Examples from the series include "Control," which states "THIS PAINTING MAY NEVER BE OFFERED AT AUCTION"; "HUO," which reads "THIS PAINTING MAY ONLY BE PURCHASED BY A COLLECTOR WHO HAS APPEARED IN ARTFORUM'S SCENE & HERD AT LEAST FIVE TIMES"; "Loyalty," stating "THIS PAINTING MAY ONLY BE PURCHASED BY A COLLECTOR WHO AGREES TO PURCHASE TWO MORE WORKS BY THE ARTIST BEFORE MARCH 21, 2017"; and "Commitment," which declares "THIS PAINTING MAY ONLY BE PURCHASED BY A COLLECTOR WHO ALSO AGREES TO PURCHASE DONATION."
"Donation" is a painting from the series that could only be purchased by a collector who agreed to donate it to one of six specified museums (Moderna Museet, MoMA, Tate, Hamburger Bahnhof, LACMA, or Stedelijk Museum) by 21 March 2020. The work was subsequently donated to the Stedelijk Museum in Amsterdam shortly before the deadline. The series examines the relationship between private collecting and public institutions while questioning how artworks gain legitimacy through institutional validation and the mechanisms of market control.

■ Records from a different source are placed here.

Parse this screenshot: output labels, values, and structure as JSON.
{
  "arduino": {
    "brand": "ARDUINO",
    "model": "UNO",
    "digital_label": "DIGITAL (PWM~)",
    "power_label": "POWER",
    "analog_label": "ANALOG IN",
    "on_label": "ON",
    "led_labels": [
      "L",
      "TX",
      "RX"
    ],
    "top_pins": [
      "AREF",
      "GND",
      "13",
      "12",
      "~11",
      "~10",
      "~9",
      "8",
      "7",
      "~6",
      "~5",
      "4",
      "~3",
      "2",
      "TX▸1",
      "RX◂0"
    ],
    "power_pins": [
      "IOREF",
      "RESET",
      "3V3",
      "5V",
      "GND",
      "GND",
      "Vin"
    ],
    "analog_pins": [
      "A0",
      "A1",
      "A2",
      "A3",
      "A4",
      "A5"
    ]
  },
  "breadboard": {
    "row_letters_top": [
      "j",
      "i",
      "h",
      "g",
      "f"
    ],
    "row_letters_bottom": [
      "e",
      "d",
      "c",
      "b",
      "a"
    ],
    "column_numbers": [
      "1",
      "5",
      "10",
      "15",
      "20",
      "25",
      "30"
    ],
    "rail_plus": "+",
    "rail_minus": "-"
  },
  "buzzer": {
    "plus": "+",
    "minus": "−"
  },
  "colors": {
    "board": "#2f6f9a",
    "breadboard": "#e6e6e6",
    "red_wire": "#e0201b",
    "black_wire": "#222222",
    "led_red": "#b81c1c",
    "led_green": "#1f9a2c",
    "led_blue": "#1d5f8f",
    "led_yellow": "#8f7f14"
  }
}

==== Fair Warning (2016) ====
Fair Warning is an online work jointly commissioned by the Whitechapel Gallery and Phillips, coinciding with the exhibition Electronic Superhighway (2016-1966). The work is a series of test environments installed on the websites of both institutions, designed to discover, measure and quantify taste profiles of the contemporary art audience. Over 300 rapidly changing tests, from simple questionnaires to visual comparison tests, are used to quantify and measure taste and personal preference as it relates to the general public.
The project examines the value and use of data collection when attempting to represent user tastes and questions whether an objective way of measuring the value of art exists. Playing with expectations of traditional online questionnaires or personality tests, Fair Warning both embraces and attempts to demystify website analytics and testing tools. The clicks and cursors of all users can be seen when engaging with the work, making the data collection process visible. The results are distilled to relationships between hype mechanisms and value creation within the contemporary art world.
In a society obsessed with quantification and metrics of evaluation, Fair Warning questions how the greater cultural value of art can be justified and funded if it cannot be measured or quantified until it is sold. The work was shortlisted for the net_based award in 2017 and is held in the collection of the Stedelijk Museum in Amsterdam.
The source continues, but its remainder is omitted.